Joseph Leboit began working on this powerful, large oil painting of three hanged and bound men in 1938 when he worked for the Works Progress Administration (WPA). Leboit, who had majored in art and psychology, was Jewish and was a social activist who fought for the rights of miners and other labor forces of all races and religious beliefs during the Depression. His observations of violent anti-Semitic sentiment in Europe and the U.S., racism, and the rapidly spreading second World War, were reflected in much of his early work, and in his representations of wartime refugees especially there is a sense of his personal agony, in being unable to set right what has been knocked askew. Leboit didn’t finish this painting until 1950.

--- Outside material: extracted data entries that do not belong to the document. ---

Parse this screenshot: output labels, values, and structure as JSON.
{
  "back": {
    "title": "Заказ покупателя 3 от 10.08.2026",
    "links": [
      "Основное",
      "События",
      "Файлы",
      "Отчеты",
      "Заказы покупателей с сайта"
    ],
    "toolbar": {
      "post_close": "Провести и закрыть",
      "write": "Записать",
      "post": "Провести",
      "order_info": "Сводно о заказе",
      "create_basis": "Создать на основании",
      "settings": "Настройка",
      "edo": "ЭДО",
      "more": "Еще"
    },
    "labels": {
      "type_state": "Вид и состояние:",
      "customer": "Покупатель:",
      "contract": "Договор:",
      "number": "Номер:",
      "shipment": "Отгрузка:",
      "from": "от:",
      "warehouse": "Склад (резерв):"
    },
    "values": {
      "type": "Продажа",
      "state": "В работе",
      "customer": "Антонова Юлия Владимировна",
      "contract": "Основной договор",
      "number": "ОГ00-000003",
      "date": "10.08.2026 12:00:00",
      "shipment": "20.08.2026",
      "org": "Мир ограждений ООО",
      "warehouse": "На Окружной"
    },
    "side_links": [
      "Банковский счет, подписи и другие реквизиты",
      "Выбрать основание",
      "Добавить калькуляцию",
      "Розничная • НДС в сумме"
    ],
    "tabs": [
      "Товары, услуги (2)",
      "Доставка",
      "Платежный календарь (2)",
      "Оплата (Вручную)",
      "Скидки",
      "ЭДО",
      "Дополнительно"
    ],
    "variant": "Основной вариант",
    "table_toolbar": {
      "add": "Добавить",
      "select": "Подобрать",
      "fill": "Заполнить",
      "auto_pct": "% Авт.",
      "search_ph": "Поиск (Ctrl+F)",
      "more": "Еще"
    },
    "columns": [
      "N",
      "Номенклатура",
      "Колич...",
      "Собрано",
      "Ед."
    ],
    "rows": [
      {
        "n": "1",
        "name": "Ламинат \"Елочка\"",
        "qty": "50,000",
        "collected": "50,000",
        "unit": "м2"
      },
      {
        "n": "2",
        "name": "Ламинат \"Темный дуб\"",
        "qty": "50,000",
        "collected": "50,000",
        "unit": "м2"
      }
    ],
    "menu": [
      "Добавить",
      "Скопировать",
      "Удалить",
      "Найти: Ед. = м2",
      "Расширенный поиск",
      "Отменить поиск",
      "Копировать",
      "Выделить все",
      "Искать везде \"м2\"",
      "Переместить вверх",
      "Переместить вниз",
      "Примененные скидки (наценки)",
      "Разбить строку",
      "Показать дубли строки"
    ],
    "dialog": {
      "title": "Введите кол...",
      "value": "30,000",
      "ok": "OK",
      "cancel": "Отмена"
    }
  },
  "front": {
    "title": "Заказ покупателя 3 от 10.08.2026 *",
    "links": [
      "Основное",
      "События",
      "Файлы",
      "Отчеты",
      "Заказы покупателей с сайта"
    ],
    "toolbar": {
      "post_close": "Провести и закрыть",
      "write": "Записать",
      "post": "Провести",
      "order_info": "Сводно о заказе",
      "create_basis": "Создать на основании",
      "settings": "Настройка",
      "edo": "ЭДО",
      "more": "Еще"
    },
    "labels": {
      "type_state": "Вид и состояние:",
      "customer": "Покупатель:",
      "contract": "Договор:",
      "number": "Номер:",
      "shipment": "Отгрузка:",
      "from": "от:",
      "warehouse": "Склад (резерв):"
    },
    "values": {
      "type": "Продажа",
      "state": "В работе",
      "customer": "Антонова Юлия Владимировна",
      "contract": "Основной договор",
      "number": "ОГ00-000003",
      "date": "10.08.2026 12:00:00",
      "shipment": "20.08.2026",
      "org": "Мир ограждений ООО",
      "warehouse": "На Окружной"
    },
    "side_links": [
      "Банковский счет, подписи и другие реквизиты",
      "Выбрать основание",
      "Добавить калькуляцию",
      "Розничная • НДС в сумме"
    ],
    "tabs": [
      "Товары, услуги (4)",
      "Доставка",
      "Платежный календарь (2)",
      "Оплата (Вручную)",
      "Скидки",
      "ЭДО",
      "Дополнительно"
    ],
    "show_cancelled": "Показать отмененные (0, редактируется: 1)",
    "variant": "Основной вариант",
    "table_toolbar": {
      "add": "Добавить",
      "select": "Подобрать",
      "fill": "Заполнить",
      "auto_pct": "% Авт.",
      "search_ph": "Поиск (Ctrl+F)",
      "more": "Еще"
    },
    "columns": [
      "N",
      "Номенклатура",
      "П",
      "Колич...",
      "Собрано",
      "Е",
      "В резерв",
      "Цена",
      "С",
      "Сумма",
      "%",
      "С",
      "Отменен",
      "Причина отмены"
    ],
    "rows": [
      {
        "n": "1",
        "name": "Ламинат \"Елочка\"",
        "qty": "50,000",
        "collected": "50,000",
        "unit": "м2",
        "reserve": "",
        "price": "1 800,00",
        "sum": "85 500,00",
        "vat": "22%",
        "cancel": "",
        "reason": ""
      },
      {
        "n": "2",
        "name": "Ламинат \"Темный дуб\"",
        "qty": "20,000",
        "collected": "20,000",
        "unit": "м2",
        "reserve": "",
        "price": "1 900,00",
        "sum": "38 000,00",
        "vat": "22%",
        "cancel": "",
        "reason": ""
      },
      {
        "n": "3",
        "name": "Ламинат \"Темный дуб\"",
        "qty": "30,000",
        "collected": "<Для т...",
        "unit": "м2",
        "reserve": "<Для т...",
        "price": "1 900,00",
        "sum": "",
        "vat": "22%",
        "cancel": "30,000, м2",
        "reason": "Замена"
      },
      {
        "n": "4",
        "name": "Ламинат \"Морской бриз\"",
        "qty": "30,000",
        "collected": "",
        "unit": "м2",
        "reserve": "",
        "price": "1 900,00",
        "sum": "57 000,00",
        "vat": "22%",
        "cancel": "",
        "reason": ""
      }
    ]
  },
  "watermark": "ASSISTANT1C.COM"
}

Leboit spares nothing in this portrayal of the brutal, haphazard symbology of lynching, using three young men - all naked - as markers of truth laid bare. It is a visual reckoning, the distant, bleak landscape recalling Goya’s etching “And There’s Nothing to Be Done” from the Disasters of War series, as well as the twisting, agonized Cubist masterpiece by Picasso, “Guernica.” As with both of these artists, Leboit aims to define the senselessness of war, prejudice, and struggle within the context of visual communication, finding a sliver of truth in composition, color, and the simple hope of reminding the viewer that, no matter what their grief or agony, they are not alone, and there is always more to be done.